Stando a quanto riferito da Grossi, la sua squadra di ispettori dell’Aiea ha visto l’uranio circa una settimana prima degli attacchi israeliani e ha sostenuto che la scorta era conservata in contenitori speciali abbastanza piccoli da entrare nei bagagliai di una decina di auto. Lunghe file di camion in prossimità del sito inaccessibile sono state riprese in immagini satellitari scattate alla vigilia dei raid americani alimentando i sospetti sugli spostamenti del combustibile. La messa in sicurezza dell’uranio dall’impianto sotterraneo di Fordow, che sarebbe avvenuta negli scorsi giorni, viene inoltre suggerita da due funzionari israeliani anonimi a conoscenza di informazioni di intelligence citati dal New York Times.

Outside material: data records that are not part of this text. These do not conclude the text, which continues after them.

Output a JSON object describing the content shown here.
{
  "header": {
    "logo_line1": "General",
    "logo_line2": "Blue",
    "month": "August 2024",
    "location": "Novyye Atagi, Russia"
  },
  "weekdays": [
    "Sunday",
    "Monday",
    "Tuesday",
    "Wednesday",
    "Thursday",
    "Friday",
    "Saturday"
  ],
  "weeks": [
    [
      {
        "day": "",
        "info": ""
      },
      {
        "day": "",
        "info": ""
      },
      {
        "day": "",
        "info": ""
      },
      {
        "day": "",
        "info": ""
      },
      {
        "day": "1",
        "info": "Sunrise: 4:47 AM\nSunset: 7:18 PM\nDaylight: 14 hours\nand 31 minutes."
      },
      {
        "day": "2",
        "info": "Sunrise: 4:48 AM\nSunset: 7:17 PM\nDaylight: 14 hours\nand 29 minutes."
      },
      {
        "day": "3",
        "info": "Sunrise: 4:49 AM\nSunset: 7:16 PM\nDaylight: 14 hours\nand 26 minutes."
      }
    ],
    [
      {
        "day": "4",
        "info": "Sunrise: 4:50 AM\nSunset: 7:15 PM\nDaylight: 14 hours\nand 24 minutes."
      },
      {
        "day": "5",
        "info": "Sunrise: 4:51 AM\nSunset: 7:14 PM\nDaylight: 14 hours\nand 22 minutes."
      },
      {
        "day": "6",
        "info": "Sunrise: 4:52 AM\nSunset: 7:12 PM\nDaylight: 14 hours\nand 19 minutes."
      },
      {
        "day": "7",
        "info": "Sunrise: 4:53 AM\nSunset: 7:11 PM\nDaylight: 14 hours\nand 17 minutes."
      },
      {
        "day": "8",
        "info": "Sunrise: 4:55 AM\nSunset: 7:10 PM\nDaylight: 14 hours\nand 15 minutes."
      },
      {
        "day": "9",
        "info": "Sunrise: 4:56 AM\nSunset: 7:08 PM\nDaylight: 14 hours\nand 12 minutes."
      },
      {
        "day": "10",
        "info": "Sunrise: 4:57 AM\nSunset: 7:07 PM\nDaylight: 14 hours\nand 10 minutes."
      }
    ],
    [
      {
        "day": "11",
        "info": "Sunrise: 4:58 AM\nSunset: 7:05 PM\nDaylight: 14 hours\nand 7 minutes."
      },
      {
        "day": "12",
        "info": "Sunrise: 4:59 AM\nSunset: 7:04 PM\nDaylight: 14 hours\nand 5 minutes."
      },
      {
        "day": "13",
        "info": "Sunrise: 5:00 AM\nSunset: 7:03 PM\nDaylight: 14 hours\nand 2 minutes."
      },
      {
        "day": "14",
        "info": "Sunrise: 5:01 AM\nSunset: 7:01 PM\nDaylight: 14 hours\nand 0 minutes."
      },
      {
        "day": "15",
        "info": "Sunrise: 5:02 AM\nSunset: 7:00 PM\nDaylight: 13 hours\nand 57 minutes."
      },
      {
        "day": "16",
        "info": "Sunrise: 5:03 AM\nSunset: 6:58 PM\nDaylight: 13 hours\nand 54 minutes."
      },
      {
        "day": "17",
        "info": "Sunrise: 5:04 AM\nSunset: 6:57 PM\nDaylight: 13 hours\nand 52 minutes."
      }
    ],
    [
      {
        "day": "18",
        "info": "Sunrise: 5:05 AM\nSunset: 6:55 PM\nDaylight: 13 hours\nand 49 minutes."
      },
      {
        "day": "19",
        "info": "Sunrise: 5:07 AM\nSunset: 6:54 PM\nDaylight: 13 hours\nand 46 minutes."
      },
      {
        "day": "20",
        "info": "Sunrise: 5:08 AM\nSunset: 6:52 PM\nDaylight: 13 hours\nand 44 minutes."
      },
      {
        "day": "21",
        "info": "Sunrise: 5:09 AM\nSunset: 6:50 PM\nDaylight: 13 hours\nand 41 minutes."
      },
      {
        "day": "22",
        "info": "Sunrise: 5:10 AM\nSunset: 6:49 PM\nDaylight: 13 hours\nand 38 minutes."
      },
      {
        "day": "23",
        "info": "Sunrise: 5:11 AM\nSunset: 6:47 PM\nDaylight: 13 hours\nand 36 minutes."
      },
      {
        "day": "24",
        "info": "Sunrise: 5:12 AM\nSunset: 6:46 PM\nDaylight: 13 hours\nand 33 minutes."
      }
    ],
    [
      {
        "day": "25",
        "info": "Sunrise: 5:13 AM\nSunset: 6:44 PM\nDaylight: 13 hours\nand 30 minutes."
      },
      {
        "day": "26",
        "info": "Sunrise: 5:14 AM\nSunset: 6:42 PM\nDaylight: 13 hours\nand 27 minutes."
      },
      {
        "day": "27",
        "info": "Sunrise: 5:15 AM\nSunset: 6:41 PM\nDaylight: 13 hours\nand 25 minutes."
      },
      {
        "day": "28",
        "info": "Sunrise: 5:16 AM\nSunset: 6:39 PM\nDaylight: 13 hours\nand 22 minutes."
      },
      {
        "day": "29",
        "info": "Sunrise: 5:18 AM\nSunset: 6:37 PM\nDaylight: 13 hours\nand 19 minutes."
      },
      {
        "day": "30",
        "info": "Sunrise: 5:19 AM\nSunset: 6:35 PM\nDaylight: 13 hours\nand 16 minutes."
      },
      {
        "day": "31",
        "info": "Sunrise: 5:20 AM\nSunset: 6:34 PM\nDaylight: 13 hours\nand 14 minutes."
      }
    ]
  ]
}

In particolare, Teheran avrebbe spostato circa 400 chilogrammi di uranio arricchito al 60%. “Dobbiamo supporre che l’Iran abbia fatto tutto il possibile per nascondere in ogni sorta di luogo segreto le scorte di combustibile, ha affermato l’ex primo ministro israeliano Naftali Bennett a Fox News. La teoria dell’evacuazione preventiva viene accreditata da un’analista di Iran al Financial Times il quale sostiene che sarebe stato molto “ingenuo” da parte del regime teocratico mantenere le scorte nei siti nel mirino di Tel Aviv e Washington.

Richard Nephew, funzionario Usa che ha lavorato sull’Iran al tempo delle presidenze di Obama e di Biden ritiene che “sulla base di quello che abbiamo potuto capire fino a ora” non sappiamo dove si trovi questo materiale.

Non abbiamo alcun elemento reale per sostenere che abbiamo le capacità per poterlo trovare presto“, prosegue Nephew che poi aggiunge: “se hanno messo in piedi una linea per la conversione dell’uranio e se fossero stati in grado di arricchirlo al 90 per cento a Fordow prima dell’attacco, e hanno avuto otto o nove giorni, avrebbero avuto abbastanza tempo, potenzialmente, per (costruire) due bombe“. Parole che adesso gettano un’ombra minacciosa sulla sicurezza internazionale.